In this case, Avila suffered no bodily injury, as that term has been defined above. From the record before us, the drownproofing exercise was completed without a hitch. If reckless endangerment were an offense under the UCMJ, we could analyze this case under its framework. But without it, we are left to try to “shoehorn” this case into the existing military law of aggravated assault. However, it simply does not fit.

. Testimony at the trial established that "drown-proofing" is a part of the training in the Basic Underwater Demolition/SEAL program in which individuals are tied at the hands and feet and then enter deep water. They are then expected to blow air out of their lungs to enable them to sink to the bottom, then push off the bottom to *634the surface for more air. The purpose of the exercise is to teach individuals to relax in the water. Record at 39-40.

. See, e.g., Md.Ann.Code art. 27, § 120; Wash. Rev.Code Ann., § 9A.36.050; Ill.Ann.Stat, 38 § 12-5(a); Me.Rev.Stat.Ann. tit. 17-A, § 211(1); Model Penal Code § 211.2 (1985) ("A person commits a misdemeanor if he recklessly engages in conduct which places or may place another person in danger of death or serious bodily injury."); see also Minor v. State, 326 Md. 436, 605 A.2d 138 (1992); State v. O’Neal, 23 Wash.App. 899, 600 P.2d 570 (1979).

. The majority correctly notes that MCM ¶ 54c(4)(a)(iv) states that “death or injury” are not required to effect an aggravated assault. This provision must be questioned in a battery-type aggravated assault in light of the legal authority to the contrary. It is noted that the previous edition of the MCM did not include the words “[djeath or injury not required.” See, MCM (1969 Rev.), ¶ 207c(l). It only stated that death or grievous bodily harm were not necessary in an aggravated assault. The 1984 edition added these words and thereby took the position that no injury at all was required. No legal authority was cited for this change.
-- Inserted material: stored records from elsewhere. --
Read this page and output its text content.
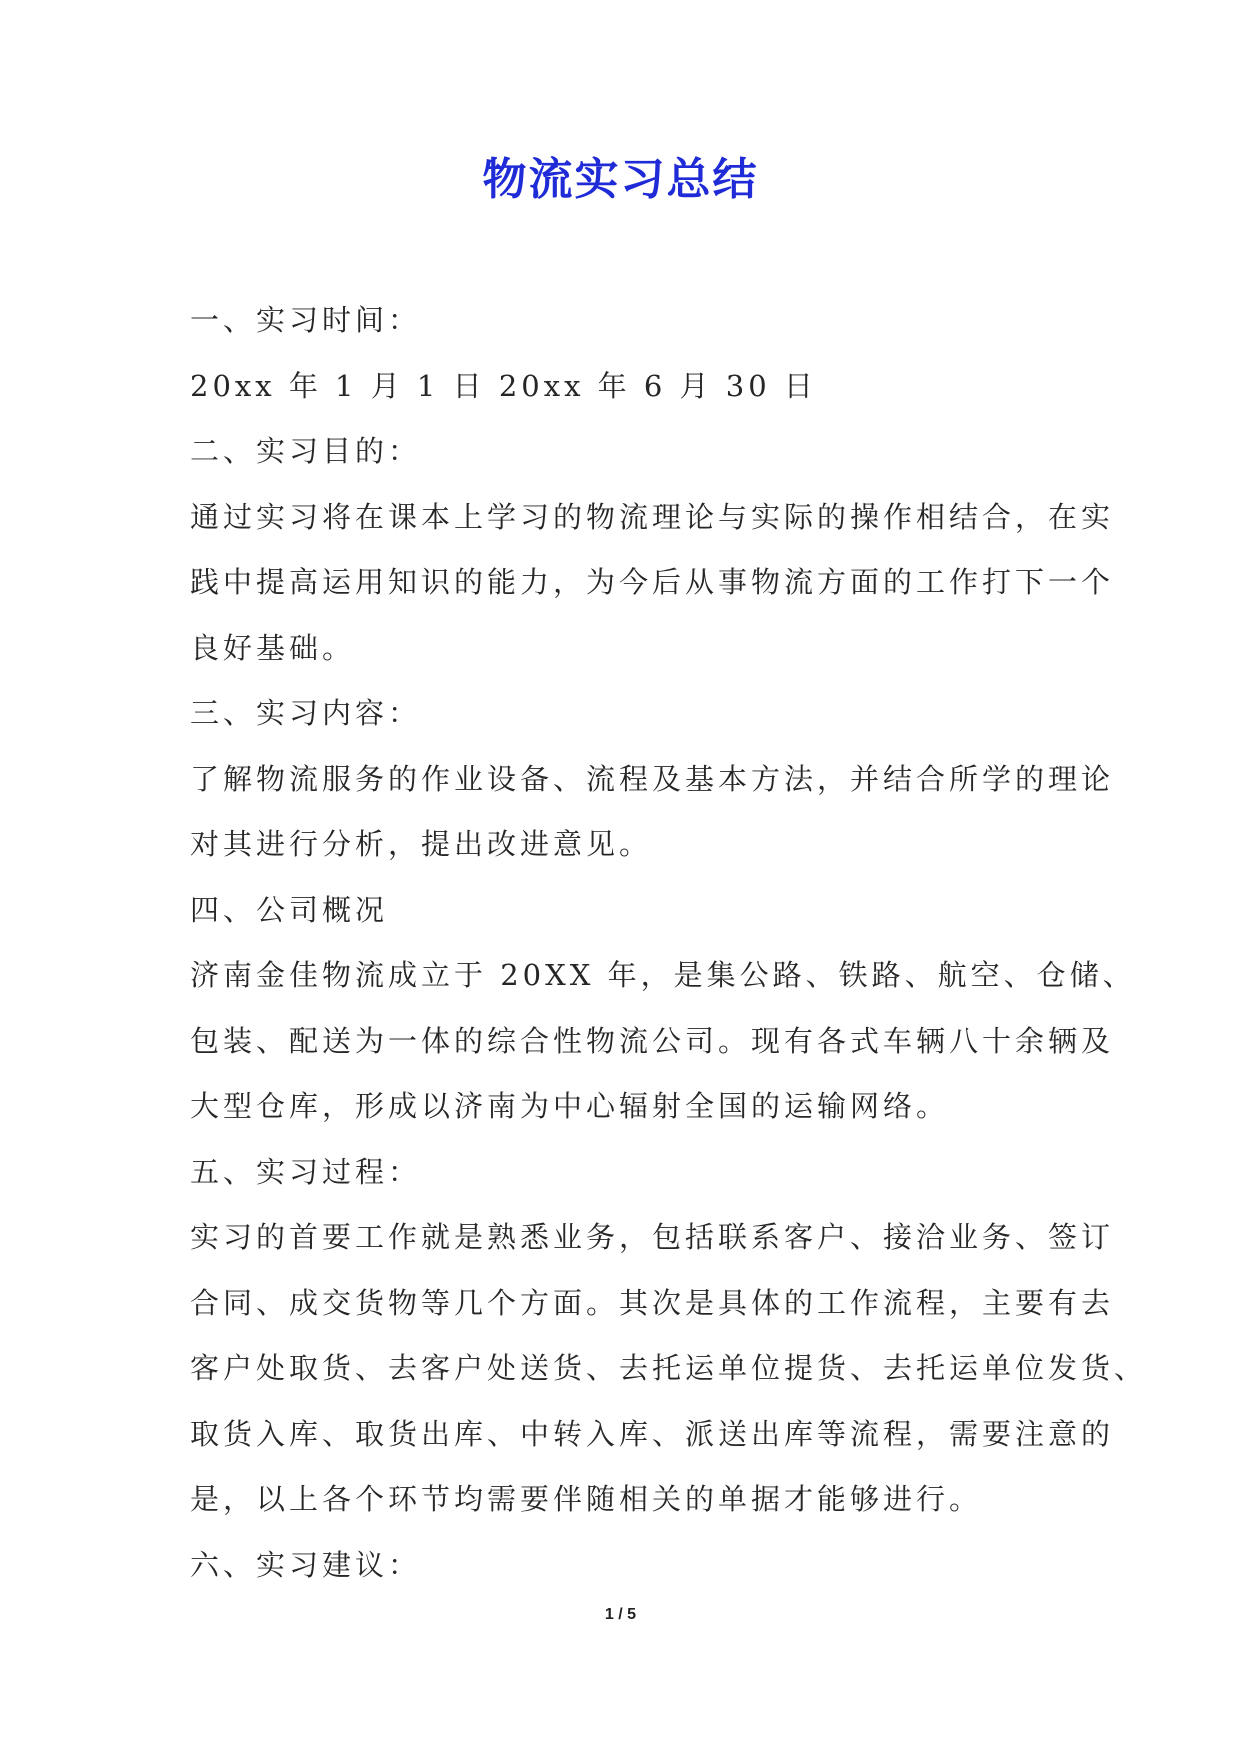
物流实习总结
一、实习时间：
20xx 年 1 月 1 日 20xx 年 6 月 30 日
二、实习目的：
通过实习将在课本上学习的物流理论与实际的操作相结合，在实
践中提高运用知识的能力，为今后从事物流方面的工作打下一个
良好基础。
三、实习内容：
了解物流服务的作业设备、流程及基本方法，并结合所学的理论
对其进行分析，提出改进意见。
四、公司概况
济南金佳物流成立于 20XX 年，是集公路、铁路、航空、仓储、
包装、配送为一体的综合性物流公司。现有各式车辆八十余辆及
大型仓库，形成以济南为中心辐射全国的运输网络。
五、实习过程：
实习的首要工作就是熟悉业务，包括联系客户、接洽业务、签订
合同、成交货物等几个方面。其次是具体的工作流程，主要有去
客户处取货、去客户处送货、去托运单位提货、去托运单位发货、
取货入库、取货出库、中转入库、派送出库等流程，需要注意的
是，以上各个环节均需要伴随相关的单据才能够进行。
六、实习建议：
1 / 5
Moreover, we should also keep in mind that construction of substantive criminal law is within the province of the courts, and any apparent view to the contrary in the MCM is no barrier. Anzalone, at 147 n. 2.
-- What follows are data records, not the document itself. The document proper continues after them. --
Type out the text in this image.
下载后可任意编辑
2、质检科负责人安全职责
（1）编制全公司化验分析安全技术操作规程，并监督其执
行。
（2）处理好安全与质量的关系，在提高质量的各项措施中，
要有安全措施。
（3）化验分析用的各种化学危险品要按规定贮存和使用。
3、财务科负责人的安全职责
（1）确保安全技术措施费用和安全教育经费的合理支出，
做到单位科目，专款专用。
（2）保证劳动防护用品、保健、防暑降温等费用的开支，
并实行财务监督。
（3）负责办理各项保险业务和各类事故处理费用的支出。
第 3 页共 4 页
. In United States v. Brantner, 28 M.J. 941 (N.M.C.M.R.1989), this Court affirmed an aggravated assault where a Marine Corps recruiter deceived recruits into believing they were required to undergo certain medical procedures prior to enlisting. In addition to various other indecent assaults, he injected water into their buttocks and removed fluids from other very sensitive and private parts of their bodies with an unsterilized needle. The Court concluded such acts constituted a means likely to produce grievous bodily harm. 28 M.J. at 944. Citing MCM ¶ 54c(4)(a)(iv), the Court stated that an injury was not required for the offense. However, there would be an injury in that case under the Model Penal Code definition of "injury” because the insertion of the needle was obviously painful for the recruits. Consequently, the statement that an injury was not required was dicta.